Note sur la sûreté du personnel du HCR
Note sur la sûreté du personnel du HCR
EC/48/SC/CRP.31
Description : 12ème réunion
NOTE SUR LA SURETE DU PERSONNEL DU HCR
I. INTRODUCTION
1. Le Haut Commissaire et le Haut Commissariat dans son ensemble continuent d'accorder la plus haute priorité à la sûreté et la sécurité du personnel de l'institution. Les assassinats, les arrestations, les détentions illégales et, dernièrement, les enlèvements de membres du personnel continuent de susciter de graves inquiétudes. L'an dernier, le Haut Commissaire a joué un rôle de premier plan dans l'action menée pour répondre au problème de la sécurité et de la sûreté du personnel. Ces initiatives ont débouché sur des mesures adoptées par la réunion de haut niveau du Comité consultatif pour les questions administratives (CCQA) qui s'est tenue le 9 février 1998, la réunion spéciale interorganisations sur la sécurité qui s'est tenue du 17 au 19 mars 1998 et le Comité administratif de coordination (CAC), qui s'est également réuni en mars 1998.
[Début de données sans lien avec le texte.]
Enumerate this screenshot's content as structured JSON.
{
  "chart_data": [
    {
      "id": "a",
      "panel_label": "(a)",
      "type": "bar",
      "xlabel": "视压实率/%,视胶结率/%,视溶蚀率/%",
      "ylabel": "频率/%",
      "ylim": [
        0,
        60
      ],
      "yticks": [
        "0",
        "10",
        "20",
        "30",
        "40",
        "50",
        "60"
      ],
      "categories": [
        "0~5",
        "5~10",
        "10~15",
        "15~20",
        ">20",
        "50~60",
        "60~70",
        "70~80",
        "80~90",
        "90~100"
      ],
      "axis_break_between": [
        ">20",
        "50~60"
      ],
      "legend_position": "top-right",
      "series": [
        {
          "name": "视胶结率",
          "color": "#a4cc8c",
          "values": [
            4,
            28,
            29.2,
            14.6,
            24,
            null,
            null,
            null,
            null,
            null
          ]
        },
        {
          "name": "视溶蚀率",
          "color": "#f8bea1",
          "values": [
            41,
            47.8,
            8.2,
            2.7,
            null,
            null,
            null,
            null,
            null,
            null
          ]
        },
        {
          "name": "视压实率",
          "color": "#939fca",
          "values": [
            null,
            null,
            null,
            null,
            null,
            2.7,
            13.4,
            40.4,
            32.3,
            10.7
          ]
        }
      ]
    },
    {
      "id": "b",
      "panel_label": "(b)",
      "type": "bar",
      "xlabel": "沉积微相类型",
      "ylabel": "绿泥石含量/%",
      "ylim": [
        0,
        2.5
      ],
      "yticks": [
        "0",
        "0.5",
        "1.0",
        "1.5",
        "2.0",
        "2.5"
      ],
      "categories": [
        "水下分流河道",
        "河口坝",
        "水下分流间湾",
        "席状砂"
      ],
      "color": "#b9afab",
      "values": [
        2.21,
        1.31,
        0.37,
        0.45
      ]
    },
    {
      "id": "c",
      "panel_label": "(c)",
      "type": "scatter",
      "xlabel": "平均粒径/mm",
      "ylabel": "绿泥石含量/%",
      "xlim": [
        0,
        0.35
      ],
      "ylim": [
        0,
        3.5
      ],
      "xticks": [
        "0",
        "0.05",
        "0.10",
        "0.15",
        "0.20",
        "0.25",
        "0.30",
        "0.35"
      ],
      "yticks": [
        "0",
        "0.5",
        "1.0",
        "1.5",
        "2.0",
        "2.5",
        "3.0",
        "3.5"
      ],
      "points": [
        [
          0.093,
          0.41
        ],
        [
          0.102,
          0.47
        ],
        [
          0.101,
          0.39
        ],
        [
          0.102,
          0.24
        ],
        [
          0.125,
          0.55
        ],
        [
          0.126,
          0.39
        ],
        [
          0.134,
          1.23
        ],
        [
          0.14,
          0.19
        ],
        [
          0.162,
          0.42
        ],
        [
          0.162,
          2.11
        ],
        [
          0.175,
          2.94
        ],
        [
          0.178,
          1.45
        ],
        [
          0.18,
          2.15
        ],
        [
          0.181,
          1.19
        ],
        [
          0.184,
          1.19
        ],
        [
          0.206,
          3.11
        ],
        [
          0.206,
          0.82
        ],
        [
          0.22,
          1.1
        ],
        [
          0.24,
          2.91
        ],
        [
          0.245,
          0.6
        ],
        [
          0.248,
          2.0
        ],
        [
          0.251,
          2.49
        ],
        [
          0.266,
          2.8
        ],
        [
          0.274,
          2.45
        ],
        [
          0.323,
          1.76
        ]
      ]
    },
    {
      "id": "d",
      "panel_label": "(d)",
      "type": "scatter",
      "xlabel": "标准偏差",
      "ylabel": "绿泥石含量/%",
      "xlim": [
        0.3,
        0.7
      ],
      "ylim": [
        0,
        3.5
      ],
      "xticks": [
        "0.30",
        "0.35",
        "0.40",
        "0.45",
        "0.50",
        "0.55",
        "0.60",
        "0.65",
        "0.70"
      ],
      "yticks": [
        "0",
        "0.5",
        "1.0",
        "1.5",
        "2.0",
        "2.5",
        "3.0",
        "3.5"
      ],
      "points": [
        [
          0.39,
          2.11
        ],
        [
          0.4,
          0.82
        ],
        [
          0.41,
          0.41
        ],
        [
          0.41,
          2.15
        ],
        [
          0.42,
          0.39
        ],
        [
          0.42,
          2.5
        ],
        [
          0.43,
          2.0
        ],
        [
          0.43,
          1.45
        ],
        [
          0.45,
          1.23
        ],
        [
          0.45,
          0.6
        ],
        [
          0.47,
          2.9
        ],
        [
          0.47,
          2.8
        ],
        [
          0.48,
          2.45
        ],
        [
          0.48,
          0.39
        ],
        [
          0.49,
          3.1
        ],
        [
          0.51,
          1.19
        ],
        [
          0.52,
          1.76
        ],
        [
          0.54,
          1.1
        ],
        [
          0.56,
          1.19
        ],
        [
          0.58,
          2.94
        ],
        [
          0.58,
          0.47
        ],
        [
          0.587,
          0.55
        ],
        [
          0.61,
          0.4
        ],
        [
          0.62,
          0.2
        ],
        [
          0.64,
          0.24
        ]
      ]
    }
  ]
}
2. En souscrivant aux rapports de la réunion de haut niveau du CCQA et de la réunion spéciale interorganisations sur la sécurité, le CAC a rappelé l'importance qu'il attachait à la question de la sûreté et de la sécurité du personnel, et réaffirmé une nouvelle fois sa volonté d'améliorer la sécurité des membres du personnel du système des Nations Unies.
3. Le CAC a recommandé des mesures d'une vaste portée, dont l'application améliorera sensiblement la sécurité et la sûreté du personnel sur le terrain. Elles feront également la preuve que l'Organisation entend bien assurer que son personnel travaille dans les meilleures conditions de sécurité possible.
II. SECURITE ET SURETE DES REPRESENTANTS
4. A ses cinquante et unième et cinquante-deuxième sessions, l'Assemblée générale a adopté un certain nombre de résolutions (51/227, 52/126 et 52/167) concernant la nécessité de respecter les privilèges et immunités des représentants officiels de l'Organisation des Nations Unies ainsi que des institutions spécialisées et des organisations apparentées, la protection du personnel des Nations Unies, et la sûreté et la sécurité du personnel humanitaire.
5. L'enlèvement du représentant du HCR à Vladikavkaz, Vincent Cochetel, le 29 janvier 1998, a marqué une nouvelle détérioration importante des conditions de sécurité et de sûreté dans lesquelles le personnel sur le terrain travaille fréquemment. L'enlèvement a mis en évidence une fois de plus les risques encourus par le personnel humanitaire, qui continue de s'efforcer d'accomplir sa tâche, jusque et y compris dans les conditions les plus difficiles. Plus de 100 jours se sont écoulés depuis l'enlèvement, et à la date du 25 mai M. Cochetel était toujours retenu par ses ravisseurs, malgré des interventions au plus haut niveau gouvernemental. Divers efforts continuent d'être déployés pour obtenir sa libération, mais ils n'ont pas encore abouti à l'heure où est rédigée la présente note.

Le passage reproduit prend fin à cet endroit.